Tra gli artisti nativi e residenti in Colombia troviamo la giovane Paola Tafur (Neiva, 1982), che proviene da una regione agricola, la Valle del Cauca, dove si coltiva soprattutto canna da zucchero, per questo nelle sue installazioni e nei suoi lavori su tela usa spesso frammenti e polveri di questo materiale povero come punto di partenza; ma anche un nome conosciuto a livello internazionale come Oscar Muñoz (Popayán, 1951), le cui opere effimere, dai ritratti a carboncino su specchi d’acqua ai volti disegnati con il fato su superfici riflettenti, pur affrontando temi forti, come la tragedia dei “desaparecidos” nei paesi latinoamericani o la guerra civile colombiana, sono altamente poetiche.

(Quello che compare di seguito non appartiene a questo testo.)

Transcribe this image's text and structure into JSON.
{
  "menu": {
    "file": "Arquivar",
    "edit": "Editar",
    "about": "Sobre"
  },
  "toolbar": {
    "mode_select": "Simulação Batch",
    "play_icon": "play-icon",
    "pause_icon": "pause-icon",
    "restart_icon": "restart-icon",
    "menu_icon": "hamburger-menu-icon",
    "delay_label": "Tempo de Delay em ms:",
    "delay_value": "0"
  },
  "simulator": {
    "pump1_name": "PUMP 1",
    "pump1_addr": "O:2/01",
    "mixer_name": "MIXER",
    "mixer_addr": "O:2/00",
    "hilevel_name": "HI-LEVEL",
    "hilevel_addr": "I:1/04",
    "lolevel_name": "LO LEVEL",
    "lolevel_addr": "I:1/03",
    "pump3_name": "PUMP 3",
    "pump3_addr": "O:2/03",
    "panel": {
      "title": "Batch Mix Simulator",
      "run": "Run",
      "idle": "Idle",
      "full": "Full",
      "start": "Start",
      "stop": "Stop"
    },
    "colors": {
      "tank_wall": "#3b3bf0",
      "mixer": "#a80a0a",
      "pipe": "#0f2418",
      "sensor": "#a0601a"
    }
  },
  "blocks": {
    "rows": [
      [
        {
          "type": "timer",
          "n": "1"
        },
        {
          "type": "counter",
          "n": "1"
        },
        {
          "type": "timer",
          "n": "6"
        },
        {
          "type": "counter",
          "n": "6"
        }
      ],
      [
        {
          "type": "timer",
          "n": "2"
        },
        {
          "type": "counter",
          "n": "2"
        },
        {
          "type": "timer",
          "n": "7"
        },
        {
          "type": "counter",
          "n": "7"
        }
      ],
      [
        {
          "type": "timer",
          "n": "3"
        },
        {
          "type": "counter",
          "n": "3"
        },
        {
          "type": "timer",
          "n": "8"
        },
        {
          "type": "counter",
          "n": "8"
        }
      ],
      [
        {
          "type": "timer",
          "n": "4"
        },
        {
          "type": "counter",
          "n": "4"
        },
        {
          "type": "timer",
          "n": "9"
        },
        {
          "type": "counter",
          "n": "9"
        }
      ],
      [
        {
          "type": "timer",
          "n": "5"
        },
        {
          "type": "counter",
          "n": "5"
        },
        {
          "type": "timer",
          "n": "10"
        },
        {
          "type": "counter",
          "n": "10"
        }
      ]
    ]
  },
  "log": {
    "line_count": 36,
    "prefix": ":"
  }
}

Mentre nella sezione principale, accanto ad artisti come Trisha Brown, Kimsooja, Candida Höfer, Yinka Shonibare, Bill Viola, è presente anche Rosa Barba, siciliana di nascita (Agrigento, 1972), ma berlinese d’adozione, che indaga il medium cinematografico e la sua matericità sia con sculture e installazioni i cui oggetti sono gli elementi stessi del cinema analogico – celluloide, proiettore, luce, suono –, sia con film il cui alfabeto è fatto di forma, immagine, memoria, spazio, tempo, ma anche di assenza.